The Africa Tertiary Students’ AMR leaders program seeks to empower students in Africa to be AMR champions. The program seeks to equip the students with the relevant skills, strengthen their capacity and offer them support. These students can then lead student initiatives in their respective countries and empower other students to engage in AMR through the Training of Trainers (ToT) approach.

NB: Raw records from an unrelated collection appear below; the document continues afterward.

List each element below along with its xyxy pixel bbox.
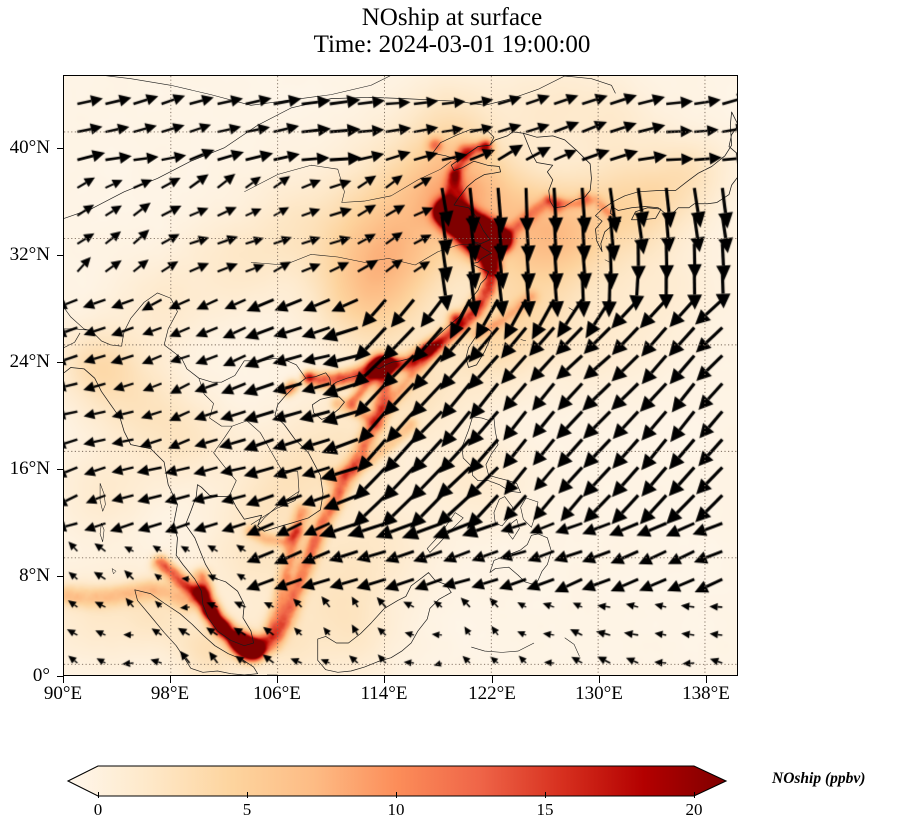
- ytick-mark: [57, 362, 64, 364]
- xtick-label: 130°E: [575, 683, 623, 704]
- xtick-label: 90°E: [43, 683, 83, 704]
- map-plot-area[interactable]: [63, 75, 738, 676]
- xtick-label: 122°E: [468, 683, 516, 704]
- xtick-mark: [706, 676, 708, 683]
- xtick-label: 114°E: [360, 683, 408, 704]
- ytick-mark: [57, 676, 64, 678]
- ytick-label: 0°: [32, 665, 50, 686]
- ytick-mark: [57, 469, 64, 471]
- ytick-label: 24°N: [9, 351, 50, 372]
- colorbar-tick-label: 10: [387, 800, 405, 819]
- colorbar-tick-mark: [694, 792, 696, 798]
- graticule-gridlines: [64, 76, 737, 675]
- xtick-mark: [170, 676, 172, 683]
- colorbar-tick-label: 0: [93, 800, 103, 819]
- ytick-label: 40°N: [9, 137, 50, 158]
- colorbar-tick-mark: [396, 792, 398, 798]
- colorbar-tick-mark: [247, 792, 249, 798]
- xtick-mark: [277, 676, 279, 683]
- colorbar-tick-label: 5: [242, 800, 252, 819]
- xtick-mark: [599, 676, 601, 683]
- ytick-mark: [57, 576, 64, 578]
- xtick-label: 138°E: [682, 683, 730, 704]
- ytick-mark: [57, 255, 64, 257]
- colorbar-tick-mark: [98, 792, 100, 798]
- wind-vector-overlay: [64, 76, 737, 675]
- colorbar-tick-label: 20: [685, 800, 703, 819]
- colorbar-label: NOship (ppbv): [772, 770, 866, 787]
- xtick-label: 98°E: [150, 683, 190, 704]
- xtick-mark: [492, 676, 494, 683]
- title-line-variable: NOship at surface: [361, 4, 543, 31]
- xtick-label: 106°E: [253, 683, 301, 704]
- figure-title: NOship at surface Time: 2024-03-01 19:00…: [0, 4, 904, 58]
- ytick-label: 16°N: [9, 458, 50, 479]
- xtick-mark: [384, 676, 386, 683]
- colorbar-tick-mark: [545, 792, 547, 798]
- ytick-label: 8°N: [19, 565, 50, 586]
- colorbar-tick-label: 15: [536, 800, 554, 819]
- ytick-mark: [57, 148, 64, 150]
- title-line-time: Time: 2024-03-01 19:00:00: [313, 31, 591, 58]
- xtick-mark: [63, 676, 65, 683]
- ytick-label: 32°N: [9, 244, 50, 265]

The actions can be diverse including facilitating active engagements in AMR One Health clubs, partnering with other students to engage in research, raising AMR awareness, community engagement activities and developing innovative solutions that can help mitigate AMR among other activities.

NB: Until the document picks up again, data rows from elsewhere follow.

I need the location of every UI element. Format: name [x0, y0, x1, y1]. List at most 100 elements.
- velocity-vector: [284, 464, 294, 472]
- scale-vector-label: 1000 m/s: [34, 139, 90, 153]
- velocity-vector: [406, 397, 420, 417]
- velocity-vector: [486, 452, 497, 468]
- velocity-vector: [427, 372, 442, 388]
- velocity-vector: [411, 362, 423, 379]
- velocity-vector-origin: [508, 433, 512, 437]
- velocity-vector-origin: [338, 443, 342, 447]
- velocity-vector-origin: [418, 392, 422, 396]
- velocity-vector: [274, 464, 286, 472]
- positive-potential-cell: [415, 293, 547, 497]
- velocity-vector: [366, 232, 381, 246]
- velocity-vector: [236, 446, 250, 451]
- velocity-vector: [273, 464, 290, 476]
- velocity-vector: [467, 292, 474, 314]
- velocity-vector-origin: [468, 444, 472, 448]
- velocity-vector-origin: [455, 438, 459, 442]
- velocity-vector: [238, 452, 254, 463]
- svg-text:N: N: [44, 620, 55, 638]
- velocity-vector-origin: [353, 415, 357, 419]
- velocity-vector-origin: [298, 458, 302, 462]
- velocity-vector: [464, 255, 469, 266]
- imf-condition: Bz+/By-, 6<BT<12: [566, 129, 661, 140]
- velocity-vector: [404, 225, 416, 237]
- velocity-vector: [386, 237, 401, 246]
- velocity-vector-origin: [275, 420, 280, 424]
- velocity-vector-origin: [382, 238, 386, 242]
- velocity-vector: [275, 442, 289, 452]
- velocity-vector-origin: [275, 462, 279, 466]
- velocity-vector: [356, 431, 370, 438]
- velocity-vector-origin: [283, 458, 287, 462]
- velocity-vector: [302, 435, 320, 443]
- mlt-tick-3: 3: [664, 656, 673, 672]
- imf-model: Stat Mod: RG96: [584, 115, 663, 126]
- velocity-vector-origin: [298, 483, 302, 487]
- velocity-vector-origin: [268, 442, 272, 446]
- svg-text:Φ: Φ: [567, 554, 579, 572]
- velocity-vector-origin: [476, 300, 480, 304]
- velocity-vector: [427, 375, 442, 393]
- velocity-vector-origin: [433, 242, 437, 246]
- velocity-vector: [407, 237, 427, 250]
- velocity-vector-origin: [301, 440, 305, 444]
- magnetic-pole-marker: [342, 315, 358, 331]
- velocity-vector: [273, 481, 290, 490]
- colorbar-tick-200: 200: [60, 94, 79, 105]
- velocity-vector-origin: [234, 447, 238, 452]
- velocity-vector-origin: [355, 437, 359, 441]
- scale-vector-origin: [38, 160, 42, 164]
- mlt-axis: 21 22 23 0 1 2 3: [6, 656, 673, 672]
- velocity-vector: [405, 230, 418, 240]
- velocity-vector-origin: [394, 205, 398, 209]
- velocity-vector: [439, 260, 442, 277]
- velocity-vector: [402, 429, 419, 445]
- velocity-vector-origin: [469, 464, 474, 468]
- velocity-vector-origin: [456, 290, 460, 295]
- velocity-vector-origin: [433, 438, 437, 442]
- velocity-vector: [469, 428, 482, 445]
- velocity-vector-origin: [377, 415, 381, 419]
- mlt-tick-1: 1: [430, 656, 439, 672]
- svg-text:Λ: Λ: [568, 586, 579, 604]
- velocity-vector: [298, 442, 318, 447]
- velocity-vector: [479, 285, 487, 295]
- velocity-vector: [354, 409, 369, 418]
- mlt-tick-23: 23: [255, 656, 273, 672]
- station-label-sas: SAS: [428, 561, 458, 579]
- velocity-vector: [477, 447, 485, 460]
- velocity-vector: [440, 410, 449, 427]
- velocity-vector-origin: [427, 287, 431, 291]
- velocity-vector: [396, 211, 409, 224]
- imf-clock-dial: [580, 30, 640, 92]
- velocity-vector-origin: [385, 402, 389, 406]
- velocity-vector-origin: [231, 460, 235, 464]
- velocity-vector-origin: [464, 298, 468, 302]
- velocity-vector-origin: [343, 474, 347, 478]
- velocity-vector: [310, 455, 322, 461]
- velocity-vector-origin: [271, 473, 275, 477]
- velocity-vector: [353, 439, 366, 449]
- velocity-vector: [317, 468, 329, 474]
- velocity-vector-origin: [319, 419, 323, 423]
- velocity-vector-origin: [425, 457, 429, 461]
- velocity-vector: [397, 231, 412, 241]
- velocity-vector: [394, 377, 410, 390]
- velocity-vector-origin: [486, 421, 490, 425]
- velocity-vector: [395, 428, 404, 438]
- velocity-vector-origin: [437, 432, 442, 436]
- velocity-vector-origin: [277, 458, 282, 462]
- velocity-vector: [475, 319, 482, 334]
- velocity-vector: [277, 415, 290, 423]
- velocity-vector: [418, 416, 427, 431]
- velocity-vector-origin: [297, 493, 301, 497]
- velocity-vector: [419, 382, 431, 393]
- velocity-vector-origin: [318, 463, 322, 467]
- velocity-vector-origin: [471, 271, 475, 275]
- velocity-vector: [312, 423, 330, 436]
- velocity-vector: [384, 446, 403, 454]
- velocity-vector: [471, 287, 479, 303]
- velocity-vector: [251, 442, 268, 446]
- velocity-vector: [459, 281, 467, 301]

The targeted young people pursuing tertiary education in Africa have Antimicrobial Resistance knowledge and have been capacitated to be AMR leaders both as students and in their careers thereafter.
A sustainable program for engaging students in Antimicrobial Resistance throughout Africa is established.

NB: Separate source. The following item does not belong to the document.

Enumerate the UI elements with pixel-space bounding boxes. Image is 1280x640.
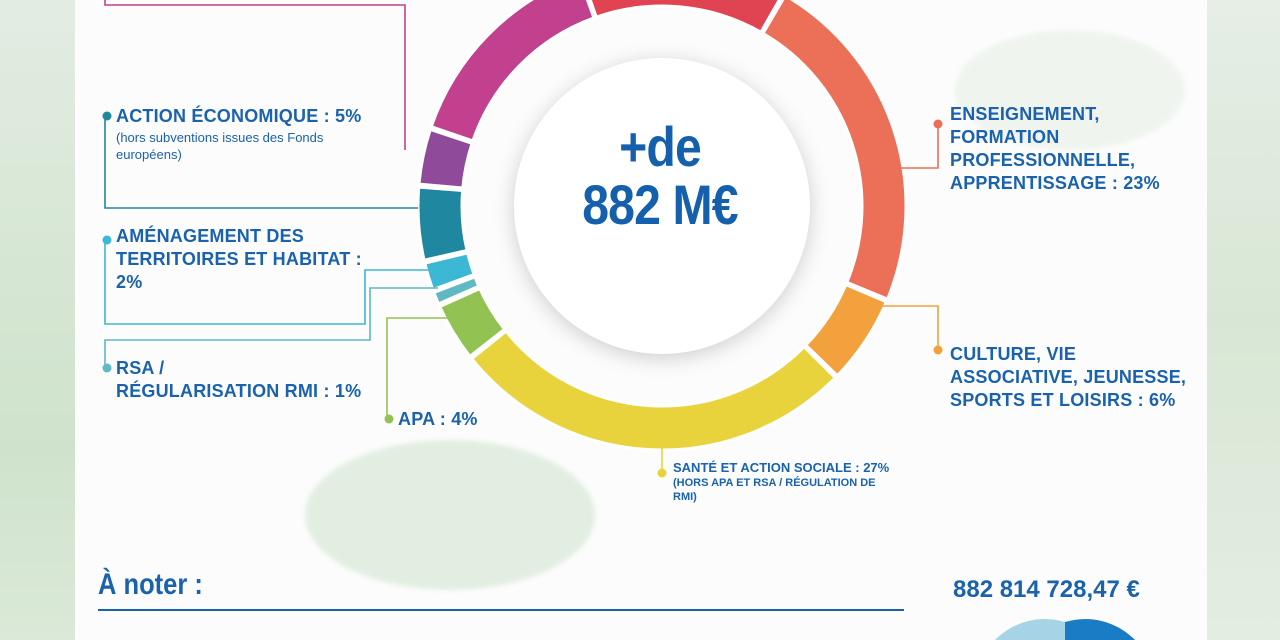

Knowledge and skills that are necessary for active and effective contribution in developing, implementing and supporting interventions on Antimicrobial Resistance prevention and control have been inculcated among young people in Africa.
Theory of Change
Antimicrobial Resistance is no longer a future pandemic. It is here with us, and its spread is accelerating with each passing day. There are many hospital cases, patients’ stories in media outlets and films showcasing its detrimental effects. Lessons from COVID-19 have educated us on the importance of the early, and strategic preparations. The impact of AMR in Africa is likely to be more severe since the causative factors such as irrational use of antimicrobials, inadequate diagnostic facilities, and poor farming practices, environmental pollution and poor surveillance are amplified. It is therefore important that targeted actions are taken as early as possible to mitigate this threat.
Students are a valuable stakeholder in addressing this global health threat. It is important that they are involved as early as possible. A realistic initial step is empowering students to be AMR leaders by engaging them in an intensive AMR program. The program will focus on exposing them to contributing factors, impact, interventions, and other complex issues around AMR. The students will also be equipped with the relevant leadership skills, and challenged to ideate, design, and implement potential feasible solutions. This will promote experiential learning and also promote translation of the learning to best practices. It is expected that at the end of the program the students will be well motivated to initiate potential AMR interventions in their respective settings. The program should also facilitate the establishment of a highly motivated students’ group which can be relied upon to lead current and future AMR activities within their settings. Having all these students in one platform is expected to help in sustainability of the program and stimulate progressive AMR discussions, promote sharing of best practices and opportunities they could leverage on.